Clearly, this is not the place to provide all the documentation that supporting my position would require.  My point in the initial comment was only that neither the industry nor the Government are having the dialog necessary to weigh the cost-benefit analysis you have suggested in your reply to me, and the only defense in that situation is to adopt the "sound bite" style of communication that passes for American political and social discourse -- hence NIMBY.  I don't like it, I would prefer a more reasoned debate.  But I am not getting it.  And I am sure it is because the LNG interests would be on the losing side of a truly free debate.  At least here on the North Oregon coast.

So what are the alternatives?  Well, lots of them.  And that is why I read the OilDrum; it is the best source of what appears to be real data either on the Internet or in paper publications.  

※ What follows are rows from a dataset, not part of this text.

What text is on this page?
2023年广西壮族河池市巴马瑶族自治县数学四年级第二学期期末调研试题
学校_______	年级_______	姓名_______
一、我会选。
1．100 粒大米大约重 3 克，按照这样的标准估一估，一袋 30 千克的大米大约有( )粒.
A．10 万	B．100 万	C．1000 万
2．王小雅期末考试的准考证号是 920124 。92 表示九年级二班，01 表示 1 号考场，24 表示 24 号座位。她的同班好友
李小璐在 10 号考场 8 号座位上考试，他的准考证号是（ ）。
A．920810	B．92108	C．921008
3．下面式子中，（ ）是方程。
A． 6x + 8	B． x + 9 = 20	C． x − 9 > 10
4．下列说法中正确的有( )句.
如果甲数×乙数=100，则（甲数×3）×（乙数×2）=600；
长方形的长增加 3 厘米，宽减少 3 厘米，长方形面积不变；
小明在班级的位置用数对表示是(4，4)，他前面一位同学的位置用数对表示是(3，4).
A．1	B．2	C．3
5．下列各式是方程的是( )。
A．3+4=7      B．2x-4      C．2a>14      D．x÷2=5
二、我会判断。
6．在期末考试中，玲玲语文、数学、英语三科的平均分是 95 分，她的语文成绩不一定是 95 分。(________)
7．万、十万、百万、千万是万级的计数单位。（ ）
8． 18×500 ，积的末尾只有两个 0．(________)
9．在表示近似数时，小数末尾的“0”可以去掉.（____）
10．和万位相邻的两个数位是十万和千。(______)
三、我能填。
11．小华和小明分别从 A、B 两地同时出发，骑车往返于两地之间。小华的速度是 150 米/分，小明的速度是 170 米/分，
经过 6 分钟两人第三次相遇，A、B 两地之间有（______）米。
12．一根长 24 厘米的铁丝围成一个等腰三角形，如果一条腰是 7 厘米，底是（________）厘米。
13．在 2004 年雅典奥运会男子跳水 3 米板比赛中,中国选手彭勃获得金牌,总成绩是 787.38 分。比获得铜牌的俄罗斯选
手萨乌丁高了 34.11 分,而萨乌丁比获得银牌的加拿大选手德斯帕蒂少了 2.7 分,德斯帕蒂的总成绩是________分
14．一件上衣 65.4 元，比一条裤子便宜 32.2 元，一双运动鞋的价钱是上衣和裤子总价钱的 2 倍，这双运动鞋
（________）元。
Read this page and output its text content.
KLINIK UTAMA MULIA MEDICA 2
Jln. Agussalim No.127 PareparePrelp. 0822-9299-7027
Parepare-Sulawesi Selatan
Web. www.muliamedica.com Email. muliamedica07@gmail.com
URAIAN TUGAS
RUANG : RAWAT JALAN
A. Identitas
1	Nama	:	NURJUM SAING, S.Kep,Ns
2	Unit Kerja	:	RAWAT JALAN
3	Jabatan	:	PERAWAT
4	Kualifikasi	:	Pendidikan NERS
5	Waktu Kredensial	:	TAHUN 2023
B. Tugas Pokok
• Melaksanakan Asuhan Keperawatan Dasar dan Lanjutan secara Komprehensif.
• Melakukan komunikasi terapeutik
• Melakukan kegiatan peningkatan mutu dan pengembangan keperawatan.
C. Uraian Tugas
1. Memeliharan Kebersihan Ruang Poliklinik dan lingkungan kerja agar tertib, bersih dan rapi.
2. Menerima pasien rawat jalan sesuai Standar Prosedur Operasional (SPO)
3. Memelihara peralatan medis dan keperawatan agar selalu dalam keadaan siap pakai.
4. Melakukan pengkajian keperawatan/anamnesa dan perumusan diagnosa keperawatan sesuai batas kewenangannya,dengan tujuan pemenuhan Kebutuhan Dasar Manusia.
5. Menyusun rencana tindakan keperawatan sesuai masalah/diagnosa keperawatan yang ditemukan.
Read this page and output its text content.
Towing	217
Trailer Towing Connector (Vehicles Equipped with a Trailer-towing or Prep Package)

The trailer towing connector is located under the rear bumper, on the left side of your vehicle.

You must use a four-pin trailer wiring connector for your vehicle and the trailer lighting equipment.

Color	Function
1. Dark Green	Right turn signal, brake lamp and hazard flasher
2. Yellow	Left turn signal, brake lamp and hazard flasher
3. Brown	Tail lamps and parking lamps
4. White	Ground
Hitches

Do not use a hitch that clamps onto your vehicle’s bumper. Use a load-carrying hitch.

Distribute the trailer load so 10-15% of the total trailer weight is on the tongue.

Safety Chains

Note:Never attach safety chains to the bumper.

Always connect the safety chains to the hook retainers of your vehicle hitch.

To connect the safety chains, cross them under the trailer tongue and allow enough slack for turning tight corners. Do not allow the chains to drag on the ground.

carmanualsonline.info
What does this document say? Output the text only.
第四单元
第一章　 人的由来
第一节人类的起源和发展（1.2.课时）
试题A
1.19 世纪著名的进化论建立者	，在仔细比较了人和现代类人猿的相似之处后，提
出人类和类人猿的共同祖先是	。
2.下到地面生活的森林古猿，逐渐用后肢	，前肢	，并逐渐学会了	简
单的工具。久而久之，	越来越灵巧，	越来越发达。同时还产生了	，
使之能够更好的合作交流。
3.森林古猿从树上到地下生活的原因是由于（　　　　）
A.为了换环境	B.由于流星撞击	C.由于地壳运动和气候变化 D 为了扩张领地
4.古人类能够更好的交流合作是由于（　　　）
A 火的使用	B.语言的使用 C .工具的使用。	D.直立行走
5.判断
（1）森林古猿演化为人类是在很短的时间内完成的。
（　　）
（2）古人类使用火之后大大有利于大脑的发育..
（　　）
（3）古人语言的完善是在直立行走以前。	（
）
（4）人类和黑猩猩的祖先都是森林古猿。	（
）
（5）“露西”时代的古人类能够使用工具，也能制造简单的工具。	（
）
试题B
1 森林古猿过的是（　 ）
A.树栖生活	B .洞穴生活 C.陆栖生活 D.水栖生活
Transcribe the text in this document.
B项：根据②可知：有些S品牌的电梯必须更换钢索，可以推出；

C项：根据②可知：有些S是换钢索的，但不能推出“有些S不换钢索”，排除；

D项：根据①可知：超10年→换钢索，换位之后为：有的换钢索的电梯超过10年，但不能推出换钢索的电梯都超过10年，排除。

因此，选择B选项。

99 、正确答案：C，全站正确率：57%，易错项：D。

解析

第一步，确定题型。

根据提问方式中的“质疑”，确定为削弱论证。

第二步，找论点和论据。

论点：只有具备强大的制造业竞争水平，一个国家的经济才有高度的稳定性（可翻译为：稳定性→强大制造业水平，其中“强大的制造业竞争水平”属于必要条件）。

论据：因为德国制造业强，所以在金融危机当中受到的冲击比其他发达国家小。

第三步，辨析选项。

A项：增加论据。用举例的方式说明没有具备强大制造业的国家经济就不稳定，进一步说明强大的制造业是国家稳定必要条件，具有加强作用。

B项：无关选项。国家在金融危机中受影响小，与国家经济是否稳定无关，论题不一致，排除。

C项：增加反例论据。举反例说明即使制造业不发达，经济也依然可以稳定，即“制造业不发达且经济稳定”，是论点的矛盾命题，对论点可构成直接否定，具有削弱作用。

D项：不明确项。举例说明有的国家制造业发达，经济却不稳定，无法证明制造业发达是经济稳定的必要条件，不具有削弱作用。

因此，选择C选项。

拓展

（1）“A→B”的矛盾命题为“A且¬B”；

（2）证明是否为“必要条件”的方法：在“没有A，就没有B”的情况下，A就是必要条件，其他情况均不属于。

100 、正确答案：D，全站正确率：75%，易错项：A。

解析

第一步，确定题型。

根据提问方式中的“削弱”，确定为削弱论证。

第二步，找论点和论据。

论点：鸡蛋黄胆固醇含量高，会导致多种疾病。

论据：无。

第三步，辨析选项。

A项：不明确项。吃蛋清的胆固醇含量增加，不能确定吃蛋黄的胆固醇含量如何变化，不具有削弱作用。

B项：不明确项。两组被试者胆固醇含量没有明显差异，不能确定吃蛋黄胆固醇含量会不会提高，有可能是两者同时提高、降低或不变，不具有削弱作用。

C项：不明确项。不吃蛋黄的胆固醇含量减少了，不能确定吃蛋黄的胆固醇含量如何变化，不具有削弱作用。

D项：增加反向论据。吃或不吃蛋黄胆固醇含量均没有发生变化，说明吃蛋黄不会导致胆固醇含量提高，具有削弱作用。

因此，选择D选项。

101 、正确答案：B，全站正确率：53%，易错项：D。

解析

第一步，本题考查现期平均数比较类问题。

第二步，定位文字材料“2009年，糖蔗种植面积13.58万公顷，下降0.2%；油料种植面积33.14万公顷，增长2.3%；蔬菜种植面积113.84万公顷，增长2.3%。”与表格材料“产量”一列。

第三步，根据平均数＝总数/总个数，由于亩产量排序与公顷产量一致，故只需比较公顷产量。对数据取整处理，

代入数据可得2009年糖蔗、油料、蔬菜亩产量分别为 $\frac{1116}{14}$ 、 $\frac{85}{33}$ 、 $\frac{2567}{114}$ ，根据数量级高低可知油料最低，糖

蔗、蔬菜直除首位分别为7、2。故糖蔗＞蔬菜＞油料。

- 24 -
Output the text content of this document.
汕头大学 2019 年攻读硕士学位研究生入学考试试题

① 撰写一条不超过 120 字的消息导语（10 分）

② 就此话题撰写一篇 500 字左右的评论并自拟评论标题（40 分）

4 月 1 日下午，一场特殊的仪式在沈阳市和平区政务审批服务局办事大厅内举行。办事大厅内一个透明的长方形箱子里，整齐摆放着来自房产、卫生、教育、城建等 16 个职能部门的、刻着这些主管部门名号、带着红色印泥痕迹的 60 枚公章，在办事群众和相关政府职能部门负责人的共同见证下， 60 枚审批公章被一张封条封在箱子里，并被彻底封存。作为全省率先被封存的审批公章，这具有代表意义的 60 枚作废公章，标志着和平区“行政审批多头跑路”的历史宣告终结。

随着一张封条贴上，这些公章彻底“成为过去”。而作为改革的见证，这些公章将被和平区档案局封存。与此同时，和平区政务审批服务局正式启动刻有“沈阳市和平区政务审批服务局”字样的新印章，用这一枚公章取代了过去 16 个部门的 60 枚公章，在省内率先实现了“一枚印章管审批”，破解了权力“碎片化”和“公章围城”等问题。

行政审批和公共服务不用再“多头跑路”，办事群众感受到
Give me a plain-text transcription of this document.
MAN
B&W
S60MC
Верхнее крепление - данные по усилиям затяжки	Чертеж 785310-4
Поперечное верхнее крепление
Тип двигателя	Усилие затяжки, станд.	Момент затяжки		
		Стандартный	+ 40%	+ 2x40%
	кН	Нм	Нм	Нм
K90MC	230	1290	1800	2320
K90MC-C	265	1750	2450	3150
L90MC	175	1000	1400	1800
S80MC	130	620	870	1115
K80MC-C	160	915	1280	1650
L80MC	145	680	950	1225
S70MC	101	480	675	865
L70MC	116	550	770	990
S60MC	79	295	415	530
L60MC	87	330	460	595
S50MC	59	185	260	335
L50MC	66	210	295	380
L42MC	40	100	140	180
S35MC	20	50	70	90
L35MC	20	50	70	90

Sorry about misquoting you.

You understand all the issues and complexity, I see. If the Columbia River location sucks, then it sucks. Put the LNG receiving somewhere else. Another point that was raised (by Hughes and others) -- this is important -- proposed LNG facilities in the US Lower 48 come & go weekly according to FERC like "shadow bands" before and after a solar eclipse. God only knows what will happen but Hughes & others were pessimistic on many counts. Even if we had the receiving terminals, would we be able to outbid Spain or Japan for the spot cargoes? Natural gas price volatility is discouraging long-term contracts. There are many issues.